To understand this issue, consider the posture of media consumers. With TV, radio, newspapers and magazines, they lean back. They’re receptive to the serendipitous nature of those media. With the Internet, they’re leaning forward. They’re focused seekers, not relaxed readers. They seek, find, leave. The only other medium like that is the yellow pages. The problem is, local news just isn’t that compelling (unless of course there is BIG local news, which is rare.)
Why is posture important? Seventy-nine percent of online news users say they’ve never or rarely clicked on a banner ad, according to Pew Research. In addition, research from Web design expert Jakob Nielsen shows that people looking at information sites rarely even see banner ads. They are leaning forward and hunting, eyes focused on what they’re reading, and not focused on anything else.
I don’t see the economic model for local news online. It’s labor intensive, and advertisers aren’t looking to buy nebulous traffic. But it’s not my opinion that matters. It’s the opinion of those who finance all those journalists: advertisers. And their votes are clear. The digital content that they’d rather be around is content that delivers wallet-ready consumers, not occasional news browsers. Half of the Top 20 sites in terms of local online ad revenue are advertising-only sites. The Top 5 have nothing but advertising content. (See our latest report, “Benchmarking Local Online Media: 2010 Survey,” March 2011.) Looking at the data of 4,800 sites in that survey, I saw one startling example where a news-oriented TV website with 400,000 monthly uniques was making the equivalent of $10 per unique visitor, while another site in the same market with fewer than 20,000 monthly uniques – a niche site with advertising-only content — was making $150.
So here’s my take on what happened in that market: The TV site chose to expend its resources cramming the news model onto the web, thereby missing the niche opportunity altogether.
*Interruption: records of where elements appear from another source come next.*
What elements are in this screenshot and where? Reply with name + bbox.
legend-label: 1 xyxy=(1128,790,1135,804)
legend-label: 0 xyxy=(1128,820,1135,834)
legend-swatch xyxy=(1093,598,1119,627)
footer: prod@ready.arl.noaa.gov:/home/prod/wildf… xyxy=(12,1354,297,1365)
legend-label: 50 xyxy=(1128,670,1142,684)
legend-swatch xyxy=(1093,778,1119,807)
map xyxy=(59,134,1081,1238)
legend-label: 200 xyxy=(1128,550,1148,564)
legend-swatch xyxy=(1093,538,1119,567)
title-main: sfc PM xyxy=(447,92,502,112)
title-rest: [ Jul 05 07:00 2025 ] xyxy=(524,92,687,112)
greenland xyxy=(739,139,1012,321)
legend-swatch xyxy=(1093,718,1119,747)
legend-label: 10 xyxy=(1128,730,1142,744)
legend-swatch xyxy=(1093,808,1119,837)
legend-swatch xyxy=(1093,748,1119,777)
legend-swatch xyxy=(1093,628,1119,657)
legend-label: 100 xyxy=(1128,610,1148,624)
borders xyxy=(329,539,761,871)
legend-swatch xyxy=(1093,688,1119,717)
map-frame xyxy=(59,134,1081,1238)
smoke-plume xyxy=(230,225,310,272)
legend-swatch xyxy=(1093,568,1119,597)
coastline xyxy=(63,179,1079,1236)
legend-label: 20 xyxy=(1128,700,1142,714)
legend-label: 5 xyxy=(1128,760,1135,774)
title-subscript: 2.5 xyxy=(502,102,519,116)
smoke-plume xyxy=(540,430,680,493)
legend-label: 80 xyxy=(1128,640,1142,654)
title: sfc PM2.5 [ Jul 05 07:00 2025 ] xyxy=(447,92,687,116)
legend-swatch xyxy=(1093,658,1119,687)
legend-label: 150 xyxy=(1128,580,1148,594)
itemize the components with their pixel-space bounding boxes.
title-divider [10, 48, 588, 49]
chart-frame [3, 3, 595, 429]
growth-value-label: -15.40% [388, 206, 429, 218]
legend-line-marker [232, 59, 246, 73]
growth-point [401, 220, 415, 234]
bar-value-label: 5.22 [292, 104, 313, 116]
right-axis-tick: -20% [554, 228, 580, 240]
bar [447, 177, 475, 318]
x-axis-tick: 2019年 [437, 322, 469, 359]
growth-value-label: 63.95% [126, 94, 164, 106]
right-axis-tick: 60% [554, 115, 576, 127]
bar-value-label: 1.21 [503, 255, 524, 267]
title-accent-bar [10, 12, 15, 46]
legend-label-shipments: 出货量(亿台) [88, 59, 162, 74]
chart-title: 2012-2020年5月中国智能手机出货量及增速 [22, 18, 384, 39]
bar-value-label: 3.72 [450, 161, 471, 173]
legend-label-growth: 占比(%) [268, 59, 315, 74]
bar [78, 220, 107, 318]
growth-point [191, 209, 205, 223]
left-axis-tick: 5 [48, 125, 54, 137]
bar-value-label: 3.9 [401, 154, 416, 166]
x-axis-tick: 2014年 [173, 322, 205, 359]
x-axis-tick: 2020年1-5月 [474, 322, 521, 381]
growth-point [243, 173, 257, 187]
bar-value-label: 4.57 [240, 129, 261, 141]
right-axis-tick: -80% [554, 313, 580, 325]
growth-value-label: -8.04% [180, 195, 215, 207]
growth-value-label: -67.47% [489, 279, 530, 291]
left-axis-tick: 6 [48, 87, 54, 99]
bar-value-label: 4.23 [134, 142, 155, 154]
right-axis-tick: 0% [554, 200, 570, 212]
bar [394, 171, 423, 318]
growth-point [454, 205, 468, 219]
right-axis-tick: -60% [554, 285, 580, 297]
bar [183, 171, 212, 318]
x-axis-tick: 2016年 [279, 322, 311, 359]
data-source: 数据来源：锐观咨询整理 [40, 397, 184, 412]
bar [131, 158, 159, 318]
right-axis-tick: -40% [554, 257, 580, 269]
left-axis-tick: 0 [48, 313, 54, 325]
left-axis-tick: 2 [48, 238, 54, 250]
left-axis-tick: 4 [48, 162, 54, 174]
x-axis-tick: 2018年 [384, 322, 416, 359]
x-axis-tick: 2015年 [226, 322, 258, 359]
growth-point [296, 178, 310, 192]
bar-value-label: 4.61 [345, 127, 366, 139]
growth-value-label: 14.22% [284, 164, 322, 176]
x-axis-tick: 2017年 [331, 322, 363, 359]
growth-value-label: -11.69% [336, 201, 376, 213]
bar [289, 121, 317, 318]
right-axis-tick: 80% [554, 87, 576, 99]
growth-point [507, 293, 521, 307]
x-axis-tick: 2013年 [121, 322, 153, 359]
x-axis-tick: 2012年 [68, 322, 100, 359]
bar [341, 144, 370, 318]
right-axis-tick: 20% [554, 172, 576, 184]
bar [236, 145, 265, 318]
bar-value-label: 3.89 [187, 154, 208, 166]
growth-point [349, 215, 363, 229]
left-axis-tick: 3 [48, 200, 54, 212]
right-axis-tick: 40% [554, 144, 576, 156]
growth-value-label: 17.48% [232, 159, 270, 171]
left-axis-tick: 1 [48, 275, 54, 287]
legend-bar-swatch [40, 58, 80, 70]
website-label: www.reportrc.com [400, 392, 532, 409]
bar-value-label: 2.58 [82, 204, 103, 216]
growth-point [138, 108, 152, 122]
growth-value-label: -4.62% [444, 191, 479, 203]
Why would they bother with a site that generated less than one-tenth the traffic and had no intrinsic “news” value?
Those who have adopted the digital first news mantra, I fear, are doing exactly what Clay Christensen described in his “Innovator’s Dilemma” was one of the principal ways that smart managers fail. They adopt the new technology within the framework of the existing business model, making what appear to be radical changes that are actually just modifications to the existing business model.
I’m all for great journalism. My wife and I have been writers and editors for various metro newspapers, and I’m not ashamed to say that we were both moved to tears when we visited the Newseum in Washington last summer. Radio, TV and newspaper journalism has done great things for the world.
But journalism, like Britannica’s encyclopedia business, is a controlled product. The Internet’s role in doing great things revolves around uncontrolled communications.
As for the whole digital first journalism thing, I do believe that the local news franchise will gradually move to tablets and that newsrooms should be experimenting with ways to migrate to that end game. In a few decades you will probably be able to Google “the death of local news on TV and in newspapers” and read how it all just eventually collapsed.
But I guarantee you that nobody’s going to Britannica it.